The Differences Between Priced and Unpriced Financing Rounds

By Fernando Berrocal



What’s the best way to fund your business? You've almost definitely heard the terms "Priced" and "Unpriced" rounds among the avalanche of new terminology you hear as a startup founder. We will explain what those phrases mean, as well as the different forms of fundraising term sheets and equity agreements that are utilized in both sorts of rounds. An unpriced round often occurs before a priced round in the startup financing timeline, while some businesses will fundraise with a priced round immediately.

Unpriced Financing Rounds

The following topics covered in this article are: “Unpriced Rounds” (SAFEs vs Convertible Notes), “Priced Rounds” (Preferred Shares), and “Legal Differences between Priced and Unpriced Rounds”.


  1. Unpriced Rounds: SAFEs vs. Convertible Notes:

Most software entrepreneurs fund their businesses using an unpriced round of convertible equity in their startup during the early, pre-revenue stage. Convertible Notes or its equivalent, SAFEs, are used by almost every founder. Convertible notes are debt instruments that have a maturity date and an interest rate. SAFEs lack both of these characteristics and are more equivalent to a bond.


These equity instruments will be converted to stock at a discount to the valuation supplied at the time of the next pricing round, rather than being paid back in kind. As a result, they're frequently referred to as convertible debt financing. You'll raise money in your first priced round by selling preferred stock to investors at a predetermined price. You may also give a substantial investor a board seat if they provide a significant amount of the financing. You probably don't have to worry about this as an early-stage startup


Seed Rounds are often used to refer to early unpriced rounds; the label Series Seed usually refers to a priced round. It's crucial to remember that unpriced rounds don't have a value, but convertible notes and SAFEs do have a valuation cap, which serves a similar purpose to other valuation techniques but isn't legal.


Unlike certain friends and family financing rounds, investors in unpriced rounds don't get shares for the money they put into the business right away. Despite the expense, some may argue that for early-stage fundraising, a Series Seed priced round is superior to an unpriced round. The establishment of the value cap is at the heart of these debates.


If the valuation limit is set too high, note-holders may only receive their discount plus a small amount extra in exchange for large investments—not a particularly attractive offer from their standpoint. Founders may be exposed to substantial diluting effects if the cap is set too low. Another worry mentioned with unpriced rounds is that unskilled founders will issue notes or SAFEs without taking into consideration dilution impacts on the cap table and the following round, resulting in a "dilution waterfall."

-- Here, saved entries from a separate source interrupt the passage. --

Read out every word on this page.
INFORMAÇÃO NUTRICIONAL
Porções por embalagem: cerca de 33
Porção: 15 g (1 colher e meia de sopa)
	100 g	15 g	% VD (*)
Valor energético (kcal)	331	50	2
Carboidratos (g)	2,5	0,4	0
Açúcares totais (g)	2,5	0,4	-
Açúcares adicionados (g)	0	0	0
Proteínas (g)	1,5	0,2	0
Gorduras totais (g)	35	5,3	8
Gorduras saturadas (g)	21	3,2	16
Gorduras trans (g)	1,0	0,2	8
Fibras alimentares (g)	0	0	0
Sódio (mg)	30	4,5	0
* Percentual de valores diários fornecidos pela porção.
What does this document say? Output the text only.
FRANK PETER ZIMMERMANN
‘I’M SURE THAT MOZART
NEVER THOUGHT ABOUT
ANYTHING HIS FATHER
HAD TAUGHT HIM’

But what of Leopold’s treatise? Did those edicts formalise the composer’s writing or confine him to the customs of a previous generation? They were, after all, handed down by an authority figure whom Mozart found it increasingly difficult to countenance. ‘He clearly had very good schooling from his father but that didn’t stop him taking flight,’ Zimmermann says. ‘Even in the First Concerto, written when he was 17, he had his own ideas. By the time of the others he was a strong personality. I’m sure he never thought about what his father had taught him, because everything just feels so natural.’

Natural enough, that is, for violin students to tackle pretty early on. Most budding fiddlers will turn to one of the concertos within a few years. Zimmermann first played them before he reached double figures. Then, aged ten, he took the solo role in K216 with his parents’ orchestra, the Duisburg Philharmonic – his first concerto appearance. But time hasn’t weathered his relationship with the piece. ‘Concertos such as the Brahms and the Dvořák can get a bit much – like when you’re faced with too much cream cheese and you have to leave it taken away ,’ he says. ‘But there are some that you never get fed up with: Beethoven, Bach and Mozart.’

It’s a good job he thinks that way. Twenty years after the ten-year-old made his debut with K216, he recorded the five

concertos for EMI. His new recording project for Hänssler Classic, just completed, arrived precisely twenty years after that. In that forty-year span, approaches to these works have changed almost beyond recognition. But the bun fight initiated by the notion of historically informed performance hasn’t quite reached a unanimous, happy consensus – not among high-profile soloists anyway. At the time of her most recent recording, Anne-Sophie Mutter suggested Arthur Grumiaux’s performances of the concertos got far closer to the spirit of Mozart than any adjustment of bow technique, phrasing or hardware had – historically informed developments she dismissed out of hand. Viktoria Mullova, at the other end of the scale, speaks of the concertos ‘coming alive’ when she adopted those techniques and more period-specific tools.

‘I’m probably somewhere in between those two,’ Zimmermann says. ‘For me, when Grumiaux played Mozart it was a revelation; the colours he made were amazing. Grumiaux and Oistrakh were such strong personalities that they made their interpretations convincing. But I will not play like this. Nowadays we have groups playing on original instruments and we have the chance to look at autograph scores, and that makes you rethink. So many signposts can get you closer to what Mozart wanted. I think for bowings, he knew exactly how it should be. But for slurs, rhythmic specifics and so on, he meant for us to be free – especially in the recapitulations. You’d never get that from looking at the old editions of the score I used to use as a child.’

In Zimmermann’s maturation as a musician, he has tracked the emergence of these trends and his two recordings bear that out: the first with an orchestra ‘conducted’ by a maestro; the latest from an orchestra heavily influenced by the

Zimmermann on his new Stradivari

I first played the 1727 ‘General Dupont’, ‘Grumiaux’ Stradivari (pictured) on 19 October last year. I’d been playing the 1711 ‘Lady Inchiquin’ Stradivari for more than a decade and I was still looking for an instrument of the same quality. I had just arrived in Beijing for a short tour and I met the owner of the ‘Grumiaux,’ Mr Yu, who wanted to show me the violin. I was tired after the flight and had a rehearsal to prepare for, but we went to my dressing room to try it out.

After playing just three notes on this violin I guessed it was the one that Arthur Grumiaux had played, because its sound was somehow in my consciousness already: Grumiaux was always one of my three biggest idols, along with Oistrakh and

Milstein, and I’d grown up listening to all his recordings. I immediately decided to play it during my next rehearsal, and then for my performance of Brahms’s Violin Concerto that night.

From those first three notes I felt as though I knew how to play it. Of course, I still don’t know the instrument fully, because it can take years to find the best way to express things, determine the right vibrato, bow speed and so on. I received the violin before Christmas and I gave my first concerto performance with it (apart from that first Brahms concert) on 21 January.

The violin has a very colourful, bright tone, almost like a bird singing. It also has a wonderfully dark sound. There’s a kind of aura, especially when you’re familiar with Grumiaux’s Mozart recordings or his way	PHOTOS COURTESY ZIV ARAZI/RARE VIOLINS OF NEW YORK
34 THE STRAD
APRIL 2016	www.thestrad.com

  1. Series Funding: Priced Rounds:


Priced rounds involve raising funds by selling a set amount of stock at a specific price. A formal valuation (409a valuation) is required. Priced rounds involve the offering of a new class of preferred shares in your business.  Preferred shares are called so because they have liquidation advantages over common shares (known as common stock), which implies that preferred stock investors must be compensated for their investment before common stockholders.


Priced Financing Rounds

Preferred shares may not always equate in quantity to the common shares they represent, and they exist independently of the existing pool of common shares. Many businesses will also provide their first external board seat to an outside stakeholder at the first pricing round. Typically, this board member is the primary investor, who has put up the most money and performed most of the due diligence work for evaluating the investment agreement. A board seat is unlikely to be allocated when there are a big number of smaller investors rather than a single significant Venture Capital (VC) or Angel Investment.


For most organizations, Series A is the first of the priced rounds, while others have found that a priced "Series Seed" round, which replaces the unpriced Seed stage, is more useful in raising early-stage capital. The term sheets that regulate pricing rounds vary in complexity, with Series Seed being the most basic and each following series (for example Series A, Series B, etc.) becoming more complicated. Term sheets are often generated by investors rather than businesses; many east coast VC funds base their Series A term sheets on boilerplate contracts from the NVCA (National Venture Capital Association).


Priced and Unpriced Rounds Have Different Legal Consequences:

 

A pricing round requires a Security and Exchange Commission (SEC) filing that contains information on the stock offering, such as how many shares were offered for sale, at what price, and who the purchaser or purchasing organization was. Unpriced rounds do not need such a filing since the terms and agreements governing convertible notes and SAFEs are straightforward, requiring less effort to reach an agreement. As a consequence, unpriced rounds' legal expenses will be a fraction of the price of priced rounds. Businesses usually pay their investors' legal expenses as part of a priced funding round.